GRBs are powerful bursts of gamma radiation that occur when massive stars collapse into black holes, or dense neutron stars in a binary system merge with their companion stars to form a black hole, an intense cataclysmic event believed to forge most of the heaviest elements on the planet. universe, like gold and plutonium.
“These mergers occur because of gravitational wave radiation that removes energy from the orbit of binary stars, causing the stars to move closer together,” said Radboud University astronomer and lead author of the paper Tanmoy Laskar in a statement. “The resulting explosion is accompanied by jets moving close to the speed of light. When one of these jets is aimed at Earth, we observe a short pulse of gamma-ray radiation or a short-lived GRB.”
Short GRBs can last only a fraction of a second, but their afterglow can persist in longer, less energetic wavelengths of light for minutes or even days.
That was the case for GRB 211106A, whose afterglow was first detected in X-rays by NASA’s Neil Gehrels Swift Observatory, later found in infrared light by the Hubble Space Telescope, and more recently in millimeter radio light by ALMA. It was only with the addition of the ALMA observation that the GRB was located in a distant galaxy.

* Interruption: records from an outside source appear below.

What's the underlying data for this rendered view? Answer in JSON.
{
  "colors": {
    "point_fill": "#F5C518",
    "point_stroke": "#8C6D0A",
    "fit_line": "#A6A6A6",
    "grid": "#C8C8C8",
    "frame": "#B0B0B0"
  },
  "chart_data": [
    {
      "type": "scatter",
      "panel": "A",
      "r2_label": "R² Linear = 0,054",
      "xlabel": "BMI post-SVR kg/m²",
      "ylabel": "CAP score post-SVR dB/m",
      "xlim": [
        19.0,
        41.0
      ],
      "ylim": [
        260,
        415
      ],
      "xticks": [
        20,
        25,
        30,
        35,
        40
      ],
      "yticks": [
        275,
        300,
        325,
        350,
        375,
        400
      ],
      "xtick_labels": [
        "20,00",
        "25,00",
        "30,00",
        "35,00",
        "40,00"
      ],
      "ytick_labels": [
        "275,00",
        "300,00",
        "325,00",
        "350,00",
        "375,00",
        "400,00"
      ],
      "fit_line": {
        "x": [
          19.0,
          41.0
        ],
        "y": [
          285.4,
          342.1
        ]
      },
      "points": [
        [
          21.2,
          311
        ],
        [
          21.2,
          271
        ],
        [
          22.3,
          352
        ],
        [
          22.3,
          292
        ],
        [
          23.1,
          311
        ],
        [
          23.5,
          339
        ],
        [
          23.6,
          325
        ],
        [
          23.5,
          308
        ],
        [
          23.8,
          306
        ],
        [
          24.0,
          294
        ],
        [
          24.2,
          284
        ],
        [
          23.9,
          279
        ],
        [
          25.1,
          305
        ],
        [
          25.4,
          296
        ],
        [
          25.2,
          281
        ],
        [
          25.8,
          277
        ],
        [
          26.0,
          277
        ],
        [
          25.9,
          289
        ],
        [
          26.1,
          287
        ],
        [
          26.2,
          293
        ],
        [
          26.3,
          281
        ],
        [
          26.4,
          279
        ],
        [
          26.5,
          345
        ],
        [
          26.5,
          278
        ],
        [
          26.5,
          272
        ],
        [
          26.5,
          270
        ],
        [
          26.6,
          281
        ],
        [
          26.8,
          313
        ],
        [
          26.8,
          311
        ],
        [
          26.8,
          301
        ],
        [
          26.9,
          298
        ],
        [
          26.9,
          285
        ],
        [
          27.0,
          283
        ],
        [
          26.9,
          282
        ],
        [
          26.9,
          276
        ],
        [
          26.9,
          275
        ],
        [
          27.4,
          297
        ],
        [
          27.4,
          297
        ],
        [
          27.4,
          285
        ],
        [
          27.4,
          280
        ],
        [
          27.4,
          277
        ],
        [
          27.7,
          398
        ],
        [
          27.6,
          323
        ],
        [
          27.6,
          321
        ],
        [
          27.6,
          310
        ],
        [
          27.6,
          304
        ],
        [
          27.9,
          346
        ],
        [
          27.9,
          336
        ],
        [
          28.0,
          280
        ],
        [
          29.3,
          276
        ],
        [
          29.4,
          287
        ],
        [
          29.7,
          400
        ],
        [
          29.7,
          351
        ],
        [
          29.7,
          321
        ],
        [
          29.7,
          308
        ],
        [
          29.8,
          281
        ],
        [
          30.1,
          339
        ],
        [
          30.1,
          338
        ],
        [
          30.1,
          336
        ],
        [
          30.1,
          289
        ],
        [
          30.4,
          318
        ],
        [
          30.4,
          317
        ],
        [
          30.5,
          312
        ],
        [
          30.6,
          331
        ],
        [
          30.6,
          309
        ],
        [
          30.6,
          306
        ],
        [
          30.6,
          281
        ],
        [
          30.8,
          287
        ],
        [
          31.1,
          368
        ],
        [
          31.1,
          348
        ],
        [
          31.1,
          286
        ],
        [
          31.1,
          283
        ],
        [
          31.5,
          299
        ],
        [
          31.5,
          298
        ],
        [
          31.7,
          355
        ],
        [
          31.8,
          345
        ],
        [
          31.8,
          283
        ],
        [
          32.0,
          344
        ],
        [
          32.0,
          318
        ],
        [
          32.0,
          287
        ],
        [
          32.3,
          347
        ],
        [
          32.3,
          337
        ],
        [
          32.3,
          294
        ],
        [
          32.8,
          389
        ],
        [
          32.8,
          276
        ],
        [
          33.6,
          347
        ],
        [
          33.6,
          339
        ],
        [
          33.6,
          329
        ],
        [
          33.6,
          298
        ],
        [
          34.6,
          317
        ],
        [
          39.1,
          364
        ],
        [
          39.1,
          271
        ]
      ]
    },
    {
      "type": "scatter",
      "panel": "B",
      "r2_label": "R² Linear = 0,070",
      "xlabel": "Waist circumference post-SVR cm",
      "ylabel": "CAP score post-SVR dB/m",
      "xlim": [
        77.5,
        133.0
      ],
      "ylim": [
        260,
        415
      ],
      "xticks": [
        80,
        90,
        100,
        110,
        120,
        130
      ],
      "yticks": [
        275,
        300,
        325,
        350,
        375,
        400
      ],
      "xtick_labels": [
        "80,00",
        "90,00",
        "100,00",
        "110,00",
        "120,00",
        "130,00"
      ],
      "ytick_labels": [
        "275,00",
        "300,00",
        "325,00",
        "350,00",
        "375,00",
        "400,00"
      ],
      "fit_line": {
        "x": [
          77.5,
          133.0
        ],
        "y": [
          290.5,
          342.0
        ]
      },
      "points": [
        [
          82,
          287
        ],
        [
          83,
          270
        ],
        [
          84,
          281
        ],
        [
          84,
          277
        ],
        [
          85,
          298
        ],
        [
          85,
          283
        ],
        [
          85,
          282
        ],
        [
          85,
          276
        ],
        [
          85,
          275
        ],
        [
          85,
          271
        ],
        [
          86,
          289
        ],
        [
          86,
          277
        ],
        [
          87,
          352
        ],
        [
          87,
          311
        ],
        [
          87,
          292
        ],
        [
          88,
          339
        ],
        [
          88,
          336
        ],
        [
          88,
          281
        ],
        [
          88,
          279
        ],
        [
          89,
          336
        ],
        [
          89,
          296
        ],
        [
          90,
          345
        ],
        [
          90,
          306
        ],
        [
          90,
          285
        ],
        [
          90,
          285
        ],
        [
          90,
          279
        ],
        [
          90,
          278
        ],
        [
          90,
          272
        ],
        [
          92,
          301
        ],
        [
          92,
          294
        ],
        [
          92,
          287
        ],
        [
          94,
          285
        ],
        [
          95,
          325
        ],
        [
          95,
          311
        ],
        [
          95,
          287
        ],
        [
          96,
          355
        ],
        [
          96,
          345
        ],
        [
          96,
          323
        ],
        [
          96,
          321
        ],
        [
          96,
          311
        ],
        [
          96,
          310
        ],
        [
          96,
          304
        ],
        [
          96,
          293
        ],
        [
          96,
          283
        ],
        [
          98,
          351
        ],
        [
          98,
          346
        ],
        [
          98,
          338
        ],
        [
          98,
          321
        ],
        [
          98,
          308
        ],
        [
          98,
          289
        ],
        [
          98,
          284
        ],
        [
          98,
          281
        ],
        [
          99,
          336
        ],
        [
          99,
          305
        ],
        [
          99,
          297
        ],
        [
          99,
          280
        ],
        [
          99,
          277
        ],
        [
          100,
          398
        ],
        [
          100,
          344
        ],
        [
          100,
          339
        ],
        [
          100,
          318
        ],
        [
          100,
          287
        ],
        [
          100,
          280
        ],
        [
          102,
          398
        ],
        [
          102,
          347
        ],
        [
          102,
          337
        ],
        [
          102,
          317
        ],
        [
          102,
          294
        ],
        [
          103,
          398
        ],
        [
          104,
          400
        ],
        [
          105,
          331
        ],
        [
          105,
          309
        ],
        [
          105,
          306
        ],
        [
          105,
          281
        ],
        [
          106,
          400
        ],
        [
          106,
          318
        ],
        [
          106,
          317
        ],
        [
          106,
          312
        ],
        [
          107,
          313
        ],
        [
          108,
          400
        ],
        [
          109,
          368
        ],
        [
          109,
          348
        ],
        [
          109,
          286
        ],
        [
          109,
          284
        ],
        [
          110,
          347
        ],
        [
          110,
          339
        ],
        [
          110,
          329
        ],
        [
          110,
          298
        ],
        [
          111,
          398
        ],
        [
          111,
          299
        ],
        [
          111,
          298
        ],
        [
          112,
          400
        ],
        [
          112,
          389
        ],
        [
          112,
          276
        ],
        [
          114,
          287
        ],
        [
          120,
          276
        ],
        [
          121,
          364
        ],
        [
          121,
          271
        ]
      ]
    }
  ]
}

“Hubble observations revealed an unchanging field of galaxies,” Laskar said in a statement. “ALMA’s unparalleled sensitivity allowed us to pinpoint the location of the GRB in that field more precisely, and it turned out to be in another faint galaxy, which is farther away. This, in turn, means that this short-lived gamma-ray burst is even more powerful than we thought, making it one of the most luminous and energetic ever recorded.”
The millimeter wavelength also gave scientists a clearer picture of the structure and density of the environment around the GRB, according to Dr. one of the widest ever measured.
The study highlights the value of observing complex phenomena at multiple wavelengths using the most sophisticated tools available, which now include the newly operational James Webb Space Telescope.
“In the future, we could also use JWST to capture infrared glows and study their chemical composition,” Laskar said in a statement. “I am excited about these upcoming discoveries in our field.”